DATE NIGHT (Shawn Levy, 2010)
When their seemingly happy friends split up, the Fosters question if their relationship is showing similar signs of strain. Looking to add a little spice into their routine marriage, Phil and Claire Foster (Steve Carell and Tina Fey) head from New Jersey to the big city in DATE NIGHT. The Fosters arrive too late to get a table at a trendy New York City restaurant, but an emboldened Phil claims the reservation of the Tripplehorns, a couple who don't appear to be at the fine dining establishment.
The date night is going very well until two shady characters ask the Fosters to accompany them to the alley. They believe the Fosters are the Tripplehorns, who took something from someone you don't want to steal from.

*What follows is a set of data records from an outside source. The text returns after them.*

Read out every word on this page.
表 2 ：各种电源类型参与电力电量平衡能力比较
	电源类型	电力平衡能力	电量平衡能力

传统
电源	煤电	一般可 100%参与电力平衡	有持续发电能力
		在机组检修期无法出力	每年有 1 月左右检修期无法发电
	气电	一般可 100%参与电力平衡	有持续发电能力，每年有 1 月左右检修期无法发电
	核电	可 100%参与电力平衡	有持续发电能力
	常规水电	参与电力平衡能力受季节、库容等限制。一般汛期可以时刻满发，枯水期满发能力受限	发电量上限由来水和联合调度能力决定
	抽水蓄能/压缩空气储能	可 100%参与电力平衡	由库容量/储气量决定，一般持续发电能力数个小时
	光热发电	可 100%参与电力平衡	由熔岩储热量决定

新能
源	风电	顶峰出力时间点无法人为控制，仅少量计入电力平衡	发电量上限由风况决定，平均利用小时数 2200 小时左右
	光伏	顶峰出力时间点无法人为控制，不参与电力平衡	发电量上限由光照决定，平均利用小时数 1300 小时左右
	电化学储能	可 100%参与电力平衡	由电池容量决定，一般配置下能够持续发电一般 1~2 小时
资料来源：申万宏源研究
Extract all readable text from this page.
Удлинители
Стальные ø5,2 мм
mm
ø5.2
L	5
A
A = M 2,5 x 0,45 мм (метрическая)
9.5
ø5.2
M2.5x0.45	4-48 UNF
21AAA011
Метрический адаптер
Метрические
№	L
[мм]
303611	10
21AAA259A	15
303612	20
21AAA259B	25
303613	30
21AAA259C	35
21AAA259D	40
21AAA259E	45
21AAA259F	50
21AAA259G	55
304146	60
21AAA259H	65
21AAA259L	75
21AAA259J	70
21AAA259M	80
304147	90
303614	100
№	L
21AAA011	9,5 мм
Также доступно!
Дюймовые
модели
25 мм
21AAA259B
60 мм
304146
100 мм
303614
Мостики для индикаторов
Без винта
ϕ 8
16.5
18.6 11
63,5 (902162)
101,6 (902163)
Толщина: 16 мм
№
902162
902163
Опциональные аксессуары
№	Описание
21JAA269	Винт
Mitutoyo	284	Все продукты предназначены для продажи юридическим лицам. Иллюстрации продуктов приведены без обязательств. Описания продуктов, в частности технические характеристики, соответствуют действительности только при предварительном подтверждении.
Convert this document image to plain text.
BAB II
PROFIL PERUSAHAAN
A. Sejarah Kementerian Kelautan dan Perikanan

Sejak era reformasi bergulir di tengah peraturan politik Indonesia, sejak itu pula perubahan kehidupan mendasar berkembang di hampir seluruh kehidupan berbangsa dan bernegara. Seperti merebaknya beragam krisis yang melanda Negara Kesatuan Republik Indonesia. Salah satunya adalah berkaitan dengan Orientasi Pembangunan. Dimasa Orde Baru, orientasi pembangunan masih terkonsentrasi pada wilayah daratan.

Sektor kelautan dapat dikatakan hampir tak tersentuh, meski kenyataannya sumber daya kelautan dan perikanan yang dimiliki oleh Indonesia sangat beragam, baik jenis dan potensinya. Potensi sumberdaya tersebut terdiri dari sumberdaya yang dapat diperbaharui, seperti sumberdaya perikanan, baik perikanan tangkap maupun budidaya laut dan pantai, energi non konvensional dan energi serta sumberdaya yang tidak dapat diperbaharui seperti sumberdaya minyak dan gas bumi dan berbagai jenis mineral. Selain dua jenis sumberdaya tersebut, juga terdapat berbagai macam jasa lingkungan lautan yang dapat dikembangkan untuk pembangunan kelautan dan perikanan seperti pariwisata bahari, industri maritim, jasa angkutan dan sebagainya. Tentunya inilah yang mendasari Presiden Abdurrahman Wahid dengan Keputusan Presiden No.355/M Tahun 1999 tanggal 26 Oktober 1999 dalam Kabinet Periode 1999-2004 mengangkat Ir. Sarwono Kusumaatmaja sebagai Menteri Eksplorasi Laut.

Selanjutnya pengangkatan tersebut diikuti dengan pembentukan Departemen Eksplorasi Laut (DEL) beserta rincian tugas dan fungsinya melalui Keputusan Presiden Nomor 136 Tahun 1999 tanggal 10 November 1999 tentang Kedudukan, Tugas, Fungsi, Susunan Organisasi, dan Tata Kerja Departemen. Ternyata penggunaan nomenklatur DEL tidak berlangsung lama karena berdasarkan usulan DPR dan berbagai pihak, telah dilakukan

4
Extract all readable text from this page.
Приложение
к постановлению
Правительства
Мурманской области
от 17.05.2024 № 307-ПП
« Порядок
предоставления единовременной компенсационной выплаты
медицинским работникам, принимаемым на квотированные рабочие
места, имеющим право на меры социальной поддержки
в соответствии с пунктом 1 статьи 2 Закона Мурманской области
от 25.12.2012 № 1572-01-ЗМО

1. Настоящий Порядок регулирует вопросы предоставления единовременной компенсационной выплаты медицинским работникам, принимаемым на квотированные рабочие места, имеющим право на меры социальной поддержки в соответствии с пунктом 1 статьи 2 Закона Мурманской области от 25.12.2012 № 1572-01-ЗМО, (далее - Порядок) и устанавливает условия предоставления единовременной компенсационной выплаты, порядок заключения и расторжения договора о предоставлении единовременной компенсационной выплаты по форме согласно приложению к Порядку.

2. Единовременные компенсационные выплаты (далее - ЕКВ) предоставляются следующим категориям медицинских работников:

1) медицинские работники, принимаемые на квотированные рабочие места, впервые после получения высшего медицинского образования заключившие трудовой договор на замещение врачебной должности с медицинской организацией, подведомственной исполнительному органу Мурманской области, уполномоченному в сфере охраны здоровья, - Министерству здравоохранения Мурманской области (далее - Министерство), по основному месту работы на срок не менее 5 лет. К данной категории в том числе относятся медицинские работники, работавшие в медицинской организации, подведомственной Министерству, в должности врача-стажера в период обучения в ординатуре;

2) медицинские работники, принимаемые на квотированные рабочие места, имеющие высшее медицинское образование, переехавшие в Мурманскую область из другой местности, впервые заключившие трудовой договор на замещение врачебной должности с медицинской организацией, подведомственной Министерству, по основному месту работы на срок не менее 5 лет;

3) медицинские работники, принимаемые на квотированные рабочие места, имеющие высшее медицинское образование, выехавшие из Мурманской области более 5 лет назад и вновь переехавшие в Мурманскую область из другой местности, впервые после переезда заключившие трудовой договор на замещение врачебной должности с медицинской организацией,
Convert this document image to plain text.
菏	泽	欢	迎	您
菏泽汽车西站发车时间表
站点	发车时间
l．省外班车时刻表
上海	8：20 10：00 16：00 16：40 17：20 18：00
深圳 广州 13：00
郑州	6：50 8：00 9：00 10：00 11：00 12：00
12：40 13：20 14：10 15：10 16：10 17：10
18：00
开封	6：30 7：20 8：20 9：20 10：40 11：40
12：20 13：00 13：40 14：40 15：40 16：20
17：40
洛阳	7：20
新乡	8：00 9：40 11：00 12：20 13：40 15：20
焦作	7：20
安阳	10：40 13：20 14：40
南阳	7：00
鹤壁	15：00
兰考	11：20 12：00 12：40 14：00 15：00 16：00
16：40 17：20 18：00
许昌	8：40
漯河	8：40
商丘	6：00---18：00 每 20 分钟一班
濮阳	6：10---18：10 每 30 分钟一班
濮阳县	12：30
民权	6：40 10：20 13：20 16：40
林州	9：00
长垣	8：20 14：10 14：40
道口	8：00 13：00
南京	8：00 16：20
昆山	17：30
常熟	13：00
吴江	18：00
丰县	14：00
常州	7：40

Thus begins a crazy evening for the suburban parents as they run for their lives.
Carell and Fey make a believable couple who are comfortable with one another yet worry that they've settled into a safe but boring marriage. DATE NIGHT'S undercurrent of quiet panic fleshes out the Fosters more than other comedies attempt to do, and it goes a long way in making them relatable. Unfortunately, DATE NIGHT takes two funny people, puts them in unfunny situations, and has them do and say unfunny things.
The comedy is disappointingly lousy rather than aggressively bad. Carell and Fey give their best effort and salvage occasional scenes. When they pose as a hipster couple to obtain a crucial telephone number, the actors find laughs in looking foolish and behaving with false confidence they've not shown to that point.
Carell and Fey can only do so much with this material. It's telling that some of the ad libs in the outtakes during the credits are funnier than what's in the proper movie. Who needs the lame thriller and action elements when these two performers can be funny themselves?